Relations between breath acetone concentration and blood glucose for T1DM subjects with reverse trend.

It is well known that the concentration of acetone is strongly influenced by diet and by how hungry the individual is.31 It was found that after fasting, when blood glucose was low, acetone tended to be relatively high (Figure 2). Following the consumption of 75 g glucose, blood glucose increased, and breath acetone declined. Therefore, it was characterized as a reverse trend because we usually expect that when blood glucose increased, breath acetone increased as well. However, reverse trend was also observed for 5 T1DM patients without taken any glucose. The coefficient of determination (R2) various from .1139 to .9573. Therefore, it is necessary to determine the correlation between blood glucose concentrations and under different conditions, for example, insulin levels as well as correlate the results with clinical test, for example, Hb1Ac. Validation studies in large number of patients are needed to be carried out. Nevertheless, acetone concentration in the breath are not simply related to glucose levels in the blood and additional research is necessary to make it a viable marker compound for clinical routine.

Conclusions

In the present study the reverse correlations between blood glucose and breath acetone concentration for healthy and type 1 diabetic patients were presented. The breath samples were further determined using commercial available gas sensor and micropreconcentrator structure filled with a different adsorbent material. The effect of the concentration factor changes for acetone samples at different experimental condition was briefly discussed in the previous work.14 Therefore, it was crucial to investigate whether it is possible to utilize commercial gas sensor with micropreconcentrator to analyze exhaled acetone from diabetic and nondiabetic breath. The author focused on patients with reverse trend as a potentially excluded from a noninvasive breath measurements. However, much more complex analysis that includes suites of compounds (rather than single acetone), repeated measurements (eg, for 1-2 years) are required. Thus, presented results should be regarded as tentative, and validation studies with the analysis of clinical test and in large number of patients, including control groups, need to be carried out.

Footnotes

Abbreviations: HV, health volunteer; LTCC, low temperature cofired ceramics; T1DM, type 1 diabetes mellitus.

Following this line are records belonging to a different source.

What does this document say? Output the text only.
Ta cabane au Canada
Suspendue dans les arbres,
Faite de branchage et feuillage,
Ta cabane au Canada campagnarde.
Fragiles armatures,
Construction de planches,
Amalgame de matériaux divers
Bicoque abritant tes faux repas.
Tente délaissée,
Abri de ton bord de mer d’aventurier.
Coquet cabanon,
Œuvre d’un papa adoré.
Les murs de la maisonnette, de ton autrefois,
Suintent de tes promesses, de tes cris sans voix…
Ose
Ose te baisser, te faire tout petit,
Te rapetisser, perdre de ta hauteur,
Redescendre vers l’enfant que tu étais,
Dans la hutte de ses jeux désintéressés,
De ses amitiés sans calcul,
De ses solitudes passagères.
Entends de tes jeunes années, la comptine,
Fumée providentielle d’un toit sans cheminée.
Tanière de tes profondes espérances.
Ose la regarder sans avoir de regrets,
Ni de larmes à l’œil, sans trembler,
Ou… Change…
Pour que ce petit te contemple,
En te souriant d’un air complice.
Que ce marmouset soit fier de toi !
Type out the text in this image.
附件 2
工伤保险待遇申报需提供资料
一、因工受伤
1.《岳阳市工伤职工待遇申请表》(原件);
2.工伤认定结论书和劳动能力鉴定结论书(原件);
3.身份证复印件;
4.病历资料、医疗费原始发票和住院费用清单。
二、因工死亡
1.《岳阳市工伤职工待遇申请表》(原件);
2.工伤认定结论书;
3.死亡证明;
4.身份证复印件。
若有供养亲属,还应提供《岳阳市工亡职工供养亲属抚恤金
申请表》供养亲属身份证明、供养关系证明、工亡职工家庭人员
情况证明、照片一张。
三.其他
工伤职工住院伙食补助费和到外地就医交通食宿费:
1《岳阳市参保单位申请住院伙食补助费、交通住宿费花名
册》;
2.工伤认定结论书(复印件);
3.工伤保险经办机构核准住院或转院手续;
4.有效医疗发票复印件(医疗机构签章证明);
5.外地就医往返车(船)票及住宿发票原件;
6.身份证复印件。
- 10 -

Declaration of Conflicting Interests: The author(s) declared no potential conflicts of interest with respect to the research, authorship, and/or publication of this article.

Funding: The author(s) disclosed receipt of the following financial support for the research, authorship, and/or publication of this article: The work was financial supported by the National Science Centre Poland, decision number DEC 2013/09/N/ST7/01232.